Sergey Kovalev and his opponent Saturday night, Vyacheslav Shabranskyy, are both punchers.
So not many people expect the 12-round WBO light heavyweight title fight to go the distance at Madison Square Garden.
Those observers can't be sure, though, what they will get from Kovalev. He lost his last two fights to the now-retired Andre Ward, one my unanimous decision, the other being stopped in the eighth round. They were the first defeats of the 34-year-old Russian's career.
"All life is like a lesson for me," Kovalev said. "After my last three fights, some felt that I should get more physically into my work life with my boxing again. But right now, I feel all bad things are gone from my mind. Right now I concentrate, and I focus for the future of my boxing career. I'm ready to be again a world champion and collect my belts, if somebody will be ready to unify the title."
One step at a time, which means handling Ukraine's Shabranskyy (19-1) whose resume doesn't approach Kovalev's. Had Ward not stepped away, this HBO bout wouldn't have been for any world belts.
Kovalev calls Ward's departure "extra motivation" for Saturday night.

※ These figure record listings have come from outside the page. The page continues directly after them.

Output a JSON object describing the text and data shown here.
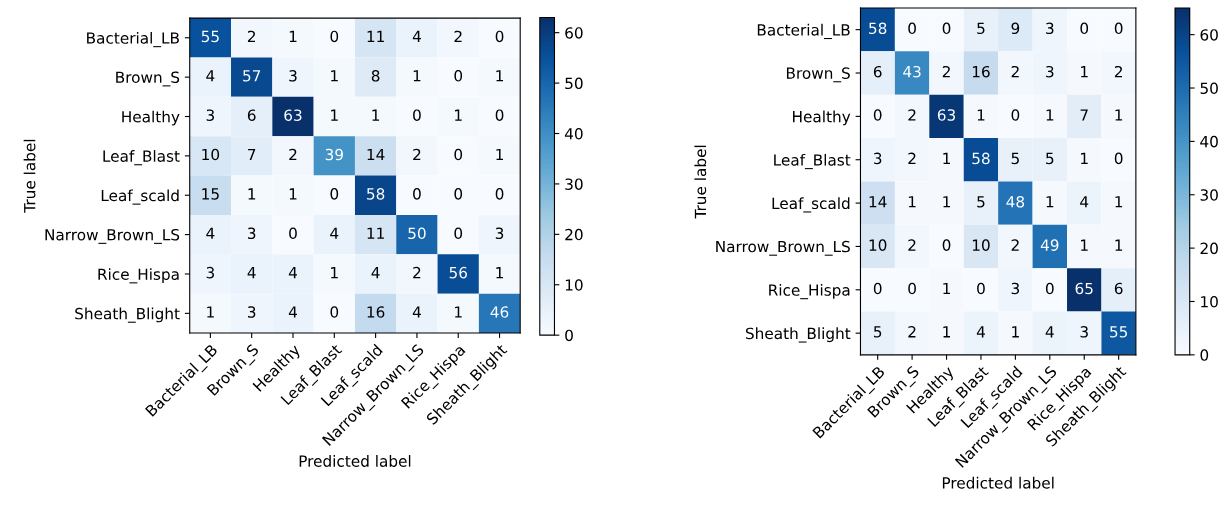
{
  "chart_data": [
    {
      "type": "heatmap",
      "xlabel": "Predicted label",
      "ylabel": "True label",
      "categories": [
        "Bacterial_LB",
        "Brown_S",
        "Healthy",
        "Leaf_Blast",
        "Leaf_scald",
        "Narrow_Brown_LS",
        "Rice_Hispa",
        "Sheath_Blight"
      ],
      "y_categories": [
        "Bacterial_LB",
        "Brown_S",
        "Healthy",
        "Leaf_Blast",
        "Leaf_scald",
        "Narrow_Brown_LS",
        "Rice_Hispa",
        "Sheath_Blight"
      ],
      "cells": [
        [
          55,
          2,
          1,
          0,
          11,
          4,
          2,
          0
        ],
        [
          4,
          57,
          3,
          1,
          8,
          1,
          0,
          1
        ],
        [
          3,
          6,
          63,
          1,
          1,
          0,
          1,
          0
        ],
        [
          10,
          7,
          2,
          39,
          14,
          2,
          0,
          1
        ],
        [
          15,
          1,
          1,
          0,
          58,
          0,
          0,
          0
        ],
        [
          4,
          3,
          0,
          4,
          11,
          50,
          0,
          3
        ],
        [
          3,
          4,
          4,
          1,
          4,
          2,
          56,
          1
        ],
        [
          1,
          3,
          4,
          0,
          16,
          4,
          1,
          46
        ]
      ],
      "clim": [
        0,
        63
      ],
      "cticks": [
        0,
        10,
        20,
        30,
        40,
        50,
        60
      ],
      "data_labels": true,
      "grid": false
    },
    {
      "type": "heatmap",
      "xlabel": "Predicted label",
      "ylabel": "True label",
      "categories": [
        "Bacterial_LB",
        "Brown_S",
        "Healthy",
        "Leaf_Blast",
        "Leaf_scald",
        "Narrow_Brown_LS",
        "Rice_Hispa",
        "Sheath_Blight"
      ],
      "y_categories": [
        "Bacterial_LB",
        "Brown_S",
        "Healthy",
        "Leaf_Blast",
        "Leaf_scald",
        "Narrow_Brown_LS",
        "Rice_Hispa",
        "Sheath_Blight"
      ],
      "cells": [
        [
          58,
          0,
          0,
          5,
          9,
          3,
          0,
          0
        ],
        [
          6,
          43,
          2,
          16,
          2,
          3,
          1,
          2
        ],
        [
          0,
          2,
          63,
          1,
          0,
          1,
          7,
          1
        ],
        [
          3,
          2,
          1,
          58,
          5,
          5,
          1,
          0
        ],
        [
          14,
          1,
          1,
          5,
          48,
          1,
          4,
          1
        ],
        [
          10,
          2,
          0,
          10,
          2,
          49,
          1,
          1
        ],
        [
          0,
          0,
          1,
          0,
          3,
          0,
          65,
          6
        ],
        [
          5,
          2,
          1,
          4,
          1,
          4,
          3,
          55
        ]
      ],
      "clim": [
        0,
        65
      ],
      "cticks": [
        0,
        10,
        20,
        30,
        40,
        50,
        60
      ],
      "data_labels": true,
      "grid": false
    }
  ]
}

"My next fight without the belt was going to be discouraging, because I must come back," Kovalev said. "I'm really excited and ready to get my belts back. It would be really interesting and really exciting, and I would fight anybody. I'm really happy that this fight will be for the title and for the WBO, because this was the first title that I had already. But now this is like a new chapter in my boxing career. I am recharged. I am much stronger than last three fights and you will see (that)."
He believes training in the United States and ignoring "stuff" outside of the ring will serve him well in his quests.

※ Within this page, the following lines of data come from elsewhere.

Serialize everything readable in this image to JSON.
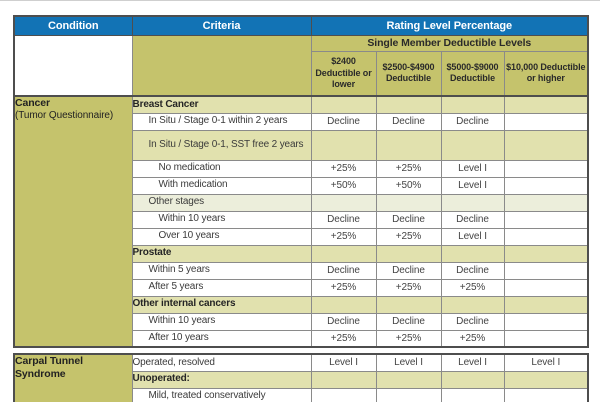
{
  "colors": {
    "header_blue": "#1273b5",
    "olive": "#c5c36c",
    "cream": "#e1e1ae",
    "cream_light": "#eceedb",
    "border_outer": "#4e4e4e",
    "border_inner": "#8a8a8a",
    "header_text": "#ffffff",
    "body_text": "#3b3b3b"
  },
  "header": {
    "condition": "Condition",
    "criteria": "Criteria",
    "rating": "Rating Level Percentage",
    "single_member": "Single Member Deductible Levels",
    "deductibles": [
      "$2400 Deductible or lower",
      "$2500-$4900 Deductible",
      "$5000-$9000 Deductible",
      "$10,000 Deductible or higher"
    ]
  },
  "sections": [
    {
      "condition": "Cancer",
      "condition_note": "(Tumor Questionnaire)",
      "rows": [
        {
          "criteria": "Breast Cancer",
          "values": [
            "",
            "",
            "",
            ""
          ],
          "bg": "cream",
          "indent": 0,
          "bold": true
        },
        {
          "criteria": "In Situ / Stage 0-1 within 2 years",
          "values": [
            "Decline",
            "Decline",
            "Decline",
            ""
          ],
          "bg": "white",
          "indent": 1,
          "bold": false
        },
        {
          "criteria": "In Situ / Stage 0-1, SST free 2 years",
          "values": [
            "",
            "",
            "",
            ""
          ],
          "bg": "cream",
          "indent": 1,
          "bold": false,
          "tall": true
        },
        {
          "criteria": "No medication",
          "values": [
            "+25%",
            "+25%",
            "Level I",
            ""
          ],
          "bg": "white",
          "indent": 2,
          "bold": false
        },
        {
          "criteria": "With medication",
          "values": [
            "+50%",
            "+50%",
            "Level I",
            ""
          ],
          "bg": "white",
          "indent": 2,
          "bold": false
        },
        {
          "criteria": "Other stages",
          "values": [
            "",
            "",
            "",
            ""
          ],
          "bg": "creamLight",
          "indent": 1,
          "bold": false
        },
        {
          "criteria": "Within 10 years",
          "values": [
            "Decline",
            "Decline",
            "Decline",
            ""
          ],
          "bg": "white",
          "indent": 2,
          "bold": false
        },
        {
          "criteria": "Over 10 years",
          "values": [
            "+25%",
            "+25%",
            "Level I",
            ""
          ],
          "bg": "white",
          "indent": 2,
          "bold": false
        },
        {
          "criteria": "Prostate",
          "values": [
            "",
            "",
            "",
            ""
          ],
          "bg": "cream",
          "indent": 0,
          "bold": true
        },
        {
          "criteria": "Within 5 years",
          "values": [
            "Decline",
            "Decline",
            "Decline",
            ""
          ],
          "bg": "white",
          "indent": 1,
          "bold": false
        },
        {
          "criteria": "After 5 years",
          "values": [
            "+25%",
            "+25%",
            "+25%",
            ""
          ],
          "bg": "white",
          "indent": 1,
          "bold": false
        },
        {
          "criteria": "Other internal cancers",
          "values": [
            "",
            "",
            "",
            ""
          ],
          "bg": "cream",
          "indent": 0,
          "bold": true
        },
        {
          "criteria": "Within 10 years",
          "values": [
            "Decline",
            "Decline",
            "Decline",
            ""
          ],
          "bg": "white",
          "indent": 1,
          "bold": false
        },
        {
          "criteria": "After 10 years",
          "values": [
            "+25%",
            "+25%",
            "+25%",
            ""
          ],
          "bg": "white",
          "indent": 1,
          "bold": false
        }
      ]
    },
    {
      "condition": "Carpal Tunnel Syndrome",
      "condition_note": "",
      "rows": [
        {
          "criteria": "Operated, resolved",
          "values": [
            "Level I",
            "Level I",
            "Level I",
            "Level I"
          ],
          "bg": "white",
          "indent": 0,
          "bold": false
        },
        {
          "criteria": "Unoperated:",
          "values": [
            "",
            "",
            "",
            ""
          ],
          "bg": "cream",
          "indent": 0,
          "bold": true
        },
        {
          "criteria": "Mild, treated conservatively",
          "values": [
            "",
            "",
            "",
            ""
          ],
          "bg": "white",
          "indent": 1,
          "bold": false
        }
      ]
    }
  ]
}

"The most important thing in my boxing career that I should do during all my time here in America till I finish my boxing career," he said, "is when I'm doing boxing, I should do boxing. Not another business or a lot of flights to come back and forth to Russia to spend free time. Because when I'm in Russia, I don't have the time like for ... doing the boxing. Just a lot of meetings, a lot of businesses, a lot of wrong things. I mean, not sport at all.